Nursing care plan intervention and treatment plan
Medical treatment for syphilis infection at any stage consists of antibiotic therapy to destroy the infecting bacteria. After treatment, patients are instructed to refrain from sexual contact for at least 2 weeks or until lesions heal and to return for serology testing in 1 month and then every 3 months for 1 year.

Carefully question patients about penicillin sensitivity before treatment. They should also be warned about the Jarisch-Herxheimer reaction, which is believed to be caused by toxins that are released from dying spirochetes. The reaction develops 6 to 12 hours after the initial penicillin dose and causes fever, headache, nausea, tachycardia, and hypotension.

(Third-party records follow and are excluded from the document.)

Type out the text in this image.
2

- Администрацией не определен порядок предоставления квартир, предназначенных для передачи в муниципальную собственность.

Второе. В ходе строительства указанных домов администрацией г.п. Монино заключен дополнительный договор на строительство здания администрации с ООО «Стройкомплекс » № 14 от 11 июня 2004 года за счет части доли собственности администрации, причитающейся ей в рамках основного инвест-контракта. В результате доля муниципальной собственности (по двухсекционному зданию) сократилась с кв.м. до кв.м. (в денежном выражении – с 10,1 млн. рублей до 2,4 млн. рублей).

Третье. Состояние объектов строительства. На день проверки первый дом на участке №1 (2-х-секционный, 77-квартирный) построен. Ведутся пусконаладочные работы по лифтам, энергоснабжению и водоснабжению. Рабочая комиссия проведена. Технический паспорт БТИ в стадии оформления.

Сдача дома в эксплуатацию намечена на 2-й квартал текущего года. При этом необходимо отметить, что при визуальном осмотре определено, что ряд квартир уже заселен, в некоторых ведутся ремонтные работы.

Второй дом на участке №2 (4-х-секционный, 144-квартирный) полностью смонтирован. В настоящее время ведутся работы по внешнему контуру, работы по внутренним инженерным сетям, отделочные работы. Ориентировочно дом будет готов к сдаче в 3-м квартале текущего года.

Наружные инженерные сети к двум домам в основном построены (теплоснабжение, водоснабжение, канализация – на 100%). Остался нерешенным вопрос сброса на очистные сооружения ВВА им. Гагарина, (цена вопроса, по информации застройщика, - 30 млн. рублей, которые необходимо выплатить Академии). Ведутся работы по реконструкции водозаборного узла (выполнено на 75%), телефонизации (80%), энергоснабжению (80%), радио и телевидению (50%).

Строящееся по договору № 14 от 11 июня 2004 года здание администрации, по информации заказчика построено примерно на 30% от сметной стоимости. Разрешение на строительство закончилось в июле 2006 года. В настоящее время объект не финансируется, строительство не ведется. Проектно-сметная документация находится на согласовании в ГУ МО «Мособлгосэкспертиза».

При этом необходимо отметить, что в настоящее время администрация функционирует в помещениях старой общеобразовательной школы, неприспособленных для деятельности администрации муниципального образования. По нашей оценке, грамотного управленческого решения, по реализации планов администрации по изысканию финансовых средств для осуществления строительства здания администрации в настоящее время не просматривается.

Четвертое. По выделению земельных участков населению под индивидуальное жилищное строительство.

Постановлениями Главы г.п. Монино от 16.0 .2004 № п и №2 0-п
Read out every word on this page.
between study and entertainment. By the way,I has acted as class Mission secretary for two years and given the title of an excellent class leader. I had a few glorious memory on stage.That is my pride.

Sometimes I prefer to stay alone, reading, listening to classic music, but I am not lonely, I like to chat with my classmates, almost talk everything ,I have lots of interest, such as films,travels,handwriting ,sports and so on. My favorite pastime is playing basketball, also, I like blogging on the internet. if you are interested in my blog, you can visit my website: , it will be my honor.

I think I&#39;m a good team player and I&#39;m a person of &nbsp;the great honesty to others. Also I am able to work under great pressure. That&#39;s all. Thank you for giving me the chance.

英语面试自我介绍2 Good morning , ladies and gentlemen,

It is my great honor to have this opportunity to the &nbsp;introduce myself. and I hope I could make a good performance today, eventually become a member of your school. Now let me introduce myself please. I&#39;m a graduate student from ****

Instruct the patient to rest, drink fluids, and take antipyretics.

Tell the patient that the disease must be reported to the local health authority and that confidentiality will be maintained. Identifying and treating sexual partners of the infected patient is an important intervention. If the patient is treated in the primary or secondary stage, attempt to contact all sexual partners from the past 3 months. If the patient is in the later stages of the disease, contacts from the previous year are screened. Handle the “contact discovery” interview
carefully, and if possible, have a public health professional conduct the interview.

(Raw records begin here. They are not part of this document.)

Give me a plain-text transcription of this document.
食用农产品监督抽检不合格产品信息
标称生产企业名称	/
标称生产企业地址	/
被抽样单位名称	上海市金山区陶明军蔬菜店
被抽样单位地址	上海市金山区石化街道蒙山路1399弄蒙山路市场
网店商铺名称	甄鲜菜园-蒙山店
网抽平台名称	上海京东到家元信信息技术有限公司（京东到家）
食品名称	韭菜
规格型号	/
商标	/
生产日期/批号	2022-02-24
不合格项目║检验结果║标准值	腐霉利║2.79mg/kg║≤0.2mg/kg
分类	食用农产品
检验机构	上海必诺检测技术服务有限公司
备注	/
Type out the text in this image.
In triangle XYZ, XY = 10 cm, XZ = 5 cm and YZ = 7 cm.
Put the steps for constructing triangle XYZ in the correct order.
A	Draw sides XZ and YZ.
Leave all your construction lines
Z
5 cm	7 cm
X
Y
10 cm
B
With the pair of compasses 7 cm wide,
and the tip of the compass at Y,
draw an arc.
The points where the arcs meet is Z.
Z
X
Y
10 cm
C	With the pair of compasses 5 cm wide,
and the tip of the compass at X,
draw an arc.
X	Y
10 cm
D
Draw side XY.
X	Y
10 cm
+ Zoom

Provide care for the patient’s lesions. Keep them clean and dry. Properly dispose of contaminated materials from draining lesions. Use universal precautions when you come in direct contact with the patient, when collecting specimens, and when caring for the lesions.

Focus on prevention. Educate patients about the course of the disease and the need to return for follow-up treatment or blood tests. Patients need to understand that although their lesions may heal, the infection may not be gone. Approximately 10% of patients do not respond to the first round of antibiotics, so additional treatment may be necessary.

Teach patients how to reduce risk factors to prevent future infections by limiting the number of sexual partners and practicing safer sex. Using condoms with spermicide and inspecting partners for any rashes or lesions may reduce exposure to the disease. Patients need ongoing emotional support to make lifestyle changes. Explain the need for regular laboratory testing (VDRL) every 3 months for 2 years to detect a relapse. Urge patients in the latent or late stages to have blood tests every 6 months for 2 years. Explain the relationship between human immunodeficiency virus (HIV) and syphilis and perform HIV testing if the patient wishes.

Nursing care plan discharge and home health care guidelines
Instruct the patient to avoid sexual contact for at least 2 weeks or as prescribed by the physician. Tell the patient to contact the physician if any new lesions or rashes are noted. Teach the patient how to prevent infection from STIs through safer sex practices.

Teach the patient the purpose, dosage, schedule, precautions, and potential side effects, interactions, and adverse reactions of all prescribed medications. Recommend that patients treated as outpatients wait in the clinic or office for at least 30 minutes after administration of penicillin IM or IV to make sure there is no allergic reaction. Instruct patients given oral tetracycline to take the medication 1 hour before or 2 hours after meals and to avoid dairy products, antacids, iron, and sunlight while taking the drug.

Teach the patient the importance of follow-up care, and make sure the patient knows the dates and times for follow-up appointments. Teach the patient the cause, symptoms, and mode of transmission for syphilis. Emphasize the importance of testing and treating all of the patient’s sexual partners; urge the patient to provide the names of sexual partners.